However, others interpreted the seesaw events as signs of growing internal struggles between the moderate-leaning President Hasan Rouhani who has promised to ease Iran's cyber-censorship and hard-liners in the Islamic establishment who see no benefit in lifting restrictions intended to foil potential political opponents and reformists.
The chances are highly unlikely that Iran's secretive Web watchers will provide a full accounting of the brief freedoms, which allowed users to access banned sites such as Twitter and Facebook directly rather than having to use proxy servers that bypass Iranian controls.
The semiofficial Iran news agency quoted Abdolsamad Khoramabadi, a member of the board overseeing the Internet, as saying the filters were temporarily removed on Monday by a "technical failure regarding some Internet service providers." He warned, too, that an investigation will also study the possibility of an inside job.

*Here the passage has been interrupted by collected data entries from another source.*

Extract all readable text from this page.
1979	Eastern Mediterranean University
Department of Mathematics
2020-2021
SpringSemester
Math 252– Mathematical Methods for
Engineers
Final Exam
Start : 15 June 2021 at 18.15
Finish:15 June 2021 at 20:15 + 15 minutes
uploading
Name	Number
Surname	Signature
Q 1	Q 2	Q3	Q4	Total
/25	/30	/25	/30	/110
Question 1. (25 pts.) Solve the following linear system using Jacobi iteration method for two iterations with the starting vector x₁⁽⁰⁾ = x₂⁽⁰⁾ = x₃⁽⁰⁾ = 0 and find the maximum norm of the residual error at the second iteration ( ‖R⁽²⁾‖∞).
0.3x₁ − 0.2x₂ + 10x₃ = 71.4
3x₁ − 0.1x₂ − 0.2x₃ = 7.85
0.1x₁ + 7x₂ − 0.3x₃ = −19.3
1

Some Rouhani backers, however, already believe they have the answer: His government had a hand in freeing up the Internet, even if briefly    
"This isn't really about a glitch even if one really happened. The bigger picture is that the Internet is central to the political battles inside the country in both the direction of domestic and foreign affairs," said Scott Lucas, an Iranian affairs expert at Britain's Birmingham University and editor of EAWorldView, a foreign policy website.
The clampdown on Iran's social media was in response to the street riots and unrest after the disputed 2009 re-election of Mahmoud Ahmadinejad, whose opponents were among the first in the Middle East to harness the Web to organize protests.
Ironically, Iranian officials also have recognized the usefulness of the social media they consider too dangerous to be allowed in the public domain.